The boy and the world from the back of his cart

The boy greeted me with his smile from the back of his cart as his mom explained his legs were partially paralysed.

This information below is not related to the misfortune of the little boy in the picture, however, recent polio outbreaks in western provinces in China have caught my attention, hence a briefing on how and what.

Poliomyelitis, often called polio or infantile paralysis, is an acute, viral, infectious disease spread from person to person, primarily via the fecal-oral route. Although approximately 90% of polio infections cause no symptoms at all, affected individuals can exhibit a range of symptoms if the virus enters the blood stream. n about 1% of cases, the virus enters the central nervous system, preferentially infecting and destroying motor neurons, leading to muscle weakness and acute flaccid paralysis. Different types of paralysis may occur, depending on the nerves involved. Spinal polio is the most common form, characterized by asymmetric paralysis that most often involves the legs.

Although major polio epidemics were unknown before the late 19th century, polio was one of the most dreaded childhood diseases of the 20th century. Polio epidemics have crippled thousands of people, mostly young children; the disease has caused paralysis and death for much of human history. Polio had existed for thousands of years quietly as an endemicpathogen until the 1880s, when major epidemics began to occur in Europe; soon after, widespread epidemics appeared in the United States.

By 1910, much of the world experienced a dramatic increase in polio cases and epidemics became regular events, primarily in cities during the summer months. These epidemics — which left thousands of children and adults paralyzed — provided the impetus for a “Great Race” towards the development of a vaccine. Developed in the 1950s, polio vaccines have reduced the global number of polio cases per year from many hundreds of thousands to under a thousand today.
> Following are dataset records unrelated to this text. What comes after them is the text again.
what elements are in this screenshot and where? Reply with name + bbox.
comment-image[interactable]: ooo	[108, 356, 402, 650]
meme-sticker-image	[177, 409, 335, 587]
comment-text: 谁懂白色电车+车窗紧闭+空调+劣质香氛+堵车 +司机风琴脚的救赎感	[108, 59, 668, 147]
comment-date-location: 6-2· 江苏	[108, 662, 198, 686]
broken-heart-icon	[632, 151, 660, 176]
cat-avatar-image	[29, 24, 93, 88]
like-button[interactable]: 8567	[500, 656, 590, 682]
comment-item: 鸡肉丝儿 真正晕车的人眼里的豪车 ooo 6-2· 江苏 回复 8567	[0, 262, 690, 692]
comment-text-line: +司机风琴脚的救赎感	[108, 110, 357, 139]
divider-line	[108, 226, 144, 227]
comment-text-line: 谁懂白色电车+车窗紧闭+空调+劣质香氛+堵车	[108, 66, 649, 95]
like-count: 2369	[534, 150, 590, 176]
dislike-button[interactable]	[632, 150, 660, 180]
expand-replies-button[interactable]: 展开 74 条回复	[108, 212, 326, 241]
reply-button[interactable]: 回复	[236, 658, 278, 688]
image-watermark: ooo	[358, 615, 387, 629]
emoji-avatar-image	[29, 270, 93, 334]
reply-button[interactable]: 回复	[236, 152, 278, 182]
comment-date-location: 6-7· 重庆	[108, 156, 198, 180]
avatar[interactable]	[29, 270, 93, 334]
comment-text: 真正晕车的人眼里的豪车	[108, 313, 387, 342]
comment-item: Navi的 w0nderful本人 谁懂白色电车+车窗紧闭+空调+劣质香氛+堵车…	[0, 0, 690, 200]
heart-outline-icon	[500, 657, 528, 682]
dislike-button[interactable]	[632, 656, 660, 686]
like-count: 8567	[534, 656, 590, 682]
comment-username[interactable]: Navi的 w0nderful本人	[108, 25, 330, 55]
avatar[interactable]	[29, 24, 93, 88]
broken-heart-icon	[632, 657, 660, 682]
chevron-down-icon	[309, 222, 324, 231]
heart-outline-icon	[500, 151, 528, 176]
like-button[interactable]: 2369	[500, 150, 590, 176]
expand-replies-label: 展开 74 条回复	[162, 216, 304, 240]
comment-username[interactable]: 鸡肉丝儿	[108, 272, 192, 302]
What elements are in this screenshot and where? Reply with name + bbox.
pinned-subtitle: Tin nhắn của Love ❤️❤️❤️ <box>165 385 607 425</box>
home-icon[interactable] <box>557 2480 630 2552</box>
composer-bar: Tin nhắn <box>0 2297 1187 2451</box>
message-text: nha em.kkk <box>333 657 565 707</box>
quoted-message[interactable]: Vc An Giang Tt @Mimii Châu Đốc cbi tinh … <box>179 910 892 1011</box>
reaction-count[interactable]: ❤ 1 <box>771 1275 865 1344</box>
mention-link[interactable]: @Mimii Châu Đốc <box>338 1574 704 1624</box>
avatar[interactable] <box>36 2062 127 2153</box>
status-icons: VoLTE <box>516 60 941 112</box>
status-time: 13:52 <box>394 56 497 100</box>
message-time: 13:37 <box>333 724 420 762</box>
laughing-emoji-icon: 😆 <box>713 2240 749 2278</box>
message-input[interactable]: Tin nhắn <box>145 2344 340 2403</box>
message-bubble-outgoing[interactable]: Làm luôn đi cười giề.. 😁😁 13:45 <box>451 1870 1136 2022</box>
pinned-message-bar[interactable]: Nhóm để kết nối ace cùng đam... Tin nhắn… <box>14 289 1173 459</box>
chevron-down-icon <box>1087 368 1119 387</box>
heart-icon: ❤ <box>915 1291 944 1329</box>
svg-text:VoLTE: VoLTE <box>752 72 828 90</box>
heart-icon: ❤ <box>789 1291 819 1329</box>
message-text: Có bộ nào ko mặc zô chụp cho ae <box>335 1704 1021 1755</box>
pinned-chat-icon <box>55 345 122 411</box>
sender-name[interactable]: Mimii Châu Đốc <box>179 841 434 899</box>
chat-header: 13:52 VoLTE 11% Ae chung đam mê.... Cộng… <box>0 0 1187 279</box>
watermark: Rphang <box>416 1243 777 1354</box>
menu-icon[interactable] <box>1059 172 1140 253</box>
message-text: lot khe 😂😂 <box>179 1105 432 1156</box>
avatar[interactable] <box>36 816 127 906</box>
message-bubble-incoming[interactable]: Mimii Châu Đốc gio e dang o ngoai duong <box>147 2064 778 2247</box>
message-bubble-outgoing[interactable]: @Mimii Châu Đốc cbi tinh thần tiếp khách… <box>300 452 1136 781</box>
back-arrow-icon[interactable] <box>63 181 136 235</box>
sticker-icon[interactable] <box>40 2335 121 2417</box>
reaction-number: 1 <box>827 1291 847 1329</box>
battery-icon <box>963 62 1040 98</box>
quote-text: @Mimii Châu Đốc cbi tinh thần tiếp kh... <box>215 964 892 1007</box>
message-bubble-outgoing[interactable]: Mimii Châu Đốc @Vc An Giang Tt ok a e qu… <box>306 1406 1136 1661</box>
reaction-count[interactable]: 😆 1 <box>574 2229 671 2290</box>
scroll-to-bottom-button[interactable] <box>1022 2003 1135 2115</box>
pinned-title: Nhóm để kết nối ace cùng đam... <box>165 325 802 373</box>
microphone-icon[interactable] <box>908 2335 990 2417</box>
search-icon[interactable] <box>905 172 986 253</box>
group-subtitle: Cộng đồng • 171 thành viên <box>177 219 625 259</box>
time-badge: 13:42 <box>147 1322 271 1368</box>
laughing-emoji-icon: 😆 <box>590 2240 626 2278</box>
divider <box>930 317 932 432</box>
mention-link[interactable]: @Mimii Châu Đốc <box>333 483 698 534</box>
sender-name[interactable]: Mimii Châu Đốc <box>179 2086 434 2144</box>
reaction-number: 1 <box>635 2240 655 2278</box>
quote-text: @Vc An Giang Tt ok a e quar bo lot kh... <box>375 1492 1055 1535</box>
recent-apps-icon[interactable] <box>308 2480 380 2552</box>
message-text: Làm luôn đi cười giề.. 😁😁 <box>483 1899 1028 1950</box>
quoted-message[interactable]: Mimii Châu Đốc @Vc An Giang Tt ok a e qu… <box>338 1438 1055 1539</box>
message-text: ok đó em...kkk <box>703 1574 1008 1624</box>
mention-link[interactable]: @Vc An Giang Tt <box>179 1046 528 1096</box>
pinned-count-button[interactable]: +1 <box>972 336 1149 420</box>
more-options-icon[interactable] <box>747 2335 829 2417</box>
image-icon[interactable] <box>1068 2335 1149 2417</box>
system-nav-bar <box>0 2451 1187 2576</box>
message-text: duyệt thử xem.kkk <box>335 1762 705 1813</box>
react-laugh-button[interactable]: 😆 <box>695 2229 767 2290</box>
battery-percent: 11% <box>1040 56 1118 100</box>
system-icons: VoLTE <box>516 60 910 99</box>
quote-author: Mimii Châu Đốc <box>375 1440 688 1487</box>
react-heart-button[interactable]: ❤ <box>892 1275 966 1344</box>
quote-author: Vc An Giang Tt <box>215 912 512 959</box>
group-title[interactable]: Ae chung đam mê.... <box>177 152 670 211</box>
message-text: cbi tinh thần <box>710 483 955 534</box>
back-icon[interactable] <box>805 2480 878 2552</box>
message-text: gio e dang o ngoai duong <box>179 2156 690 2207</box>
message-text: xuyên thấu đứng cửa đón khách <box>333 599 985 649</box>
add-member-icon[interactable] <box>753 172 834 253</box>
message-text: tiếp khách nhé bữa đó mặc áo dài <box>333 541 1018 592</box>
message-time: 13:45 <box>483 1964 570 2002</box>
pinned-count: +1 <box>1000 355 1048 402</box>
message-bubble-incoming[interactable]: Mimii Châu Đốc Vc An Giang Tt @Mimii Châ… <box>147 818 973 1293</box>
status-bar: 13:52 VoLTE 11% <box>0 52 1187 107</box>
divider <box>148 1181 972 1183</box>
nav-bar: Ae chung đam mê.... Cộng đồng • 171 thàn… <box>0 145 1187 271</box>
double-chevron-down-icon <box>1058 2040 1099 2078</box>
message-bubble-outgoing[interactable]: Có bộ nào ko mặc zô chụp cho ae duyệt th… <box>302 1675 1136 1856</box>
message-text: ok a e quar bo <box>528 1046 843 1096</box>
The first candidate polio vaccine, based on one serotype of a live but attenuated (weakened) virus, was developed by the virologistHilary Koprowski. Koprowski’s prototype vaccine was given to an eight-year-old boy on February 27, 1950. Subsequently, Albert Sabin developed another live, oral polio vaccine (OPV). It was produced by the repeated passage of the virus through nonhuman cells at subphysiological temperatures. The attenuated poliovirus in the Sabin vaccine replicates very efficiently in the gut, the primary site of wild poliovirus infection and replication, but the vaccine strain is unable to replicate efficiently within nervous system tissue. A single dose of Sabin’s oral polio vaccine produces immunity to all three poliovirus serotypes in about 50% of recipients. Three doses of live-attenuated OPV produce protective antibody to all three poliovirus types in more than 95% of recipients.Human trials of Sabin’s vaccine began in 1957, and in 1958 it was selected, in competition with the live vaccines of Koprowski and other researchers, by the US National Institutes of Health. Licensed in 1962,it rapidly became the only polio vaccine used worldwide.